The adjusted per visit-day difference in emissions between the in-person period (May 2015 to February 2020) and the telemedicine period (March 2020 to December 2020) served as the primary outcome measurement for the observational analysis.
Meanwhile, study investigators developed a national counterfactual model to assess emissions changes between in-person visits and a decentralization approach to cancer care.
Researchers matched the cohort to a national population diagnosed with cancer over the same period using mixed-effects linear modeling, in which they estimated annual changes in disability-adjusted life-years from clinician visit decentralization.
Results
Researchers noted 123,890 unique patients in the Dana-Farber Cancer Institute cohort seen over 1.6 million visit-days, with a median of 6 visit-days per patient.
They estimated 72,554,006 kg CO2 emissions emitted during the study period.
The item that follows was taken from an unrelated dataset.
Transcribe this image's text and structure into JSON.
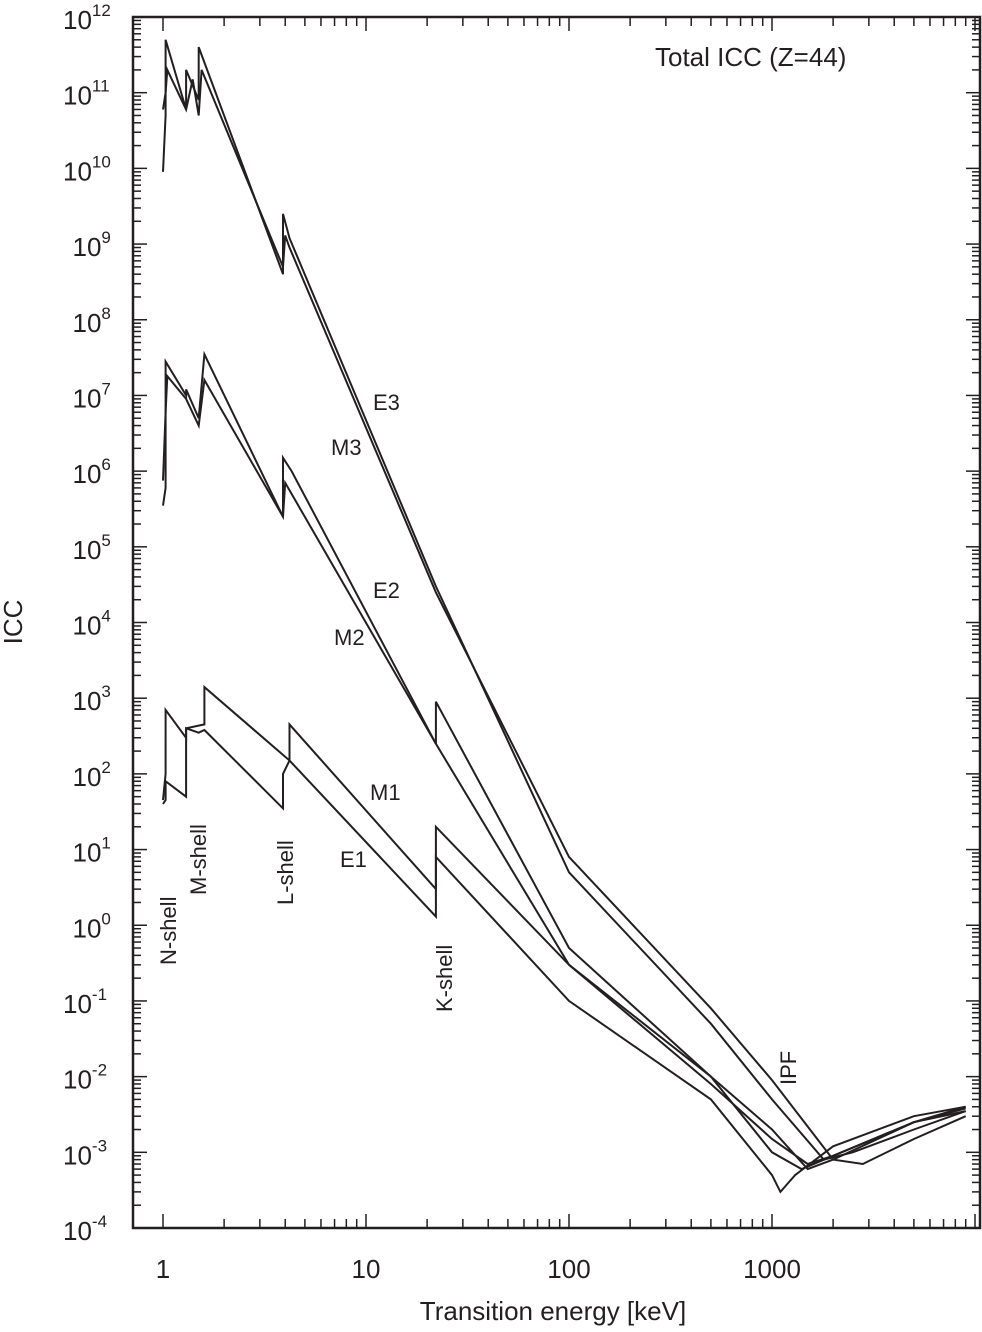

Via mixed-effects log-linear regression, they found the adjusted mean absolute reduction in per visit-day emissions between the in-person and telehealth periods to be 36.4 kg CO2 (95% CI, 36.2-36.6), a reduction of approximately 81.3% (95% CI, 80.8-81.7) compared with the baseline model.
The counterfactual emissions estimate for a decentralized care model showed a relative emissions reduction of 33.1% (95% CI, 32.9-33.3) compared with the in-person period.
When demographically matched to the 10.3 million people in the Cancer in North America dataset, researchers noted that decentralized care would have reduced national emissions by 75.3 million kg CO2 annually, corresponding to an estimated annual reduction of 15 to 47.7 disability-adjusted life-years.
Next steps
The results highlight a slight reduction in human mortality if decentralization through telemedicine and local care became more widely implemented in an attempt to reduce cancer care’s greenhouse gas emissions, Hantel said.
Additional studies on similar topics are in progress to investigate different aspects of cancer care and its potential impact on climate change.
“If you think about the clinician visit as kind of the basic unit of cancer care, there’s so much more on top of that, like delivering chemotherapy, delivering radiation, surgeries.... Aspects within each of those can be changed to reduce emissions while still providing the same amount of benefit to patients,” Hantel told Healio. “This is basically a foundation piece that we’re using to put these other things on top of it and say what are these extra contributions, and where can we make changes to better help patients.”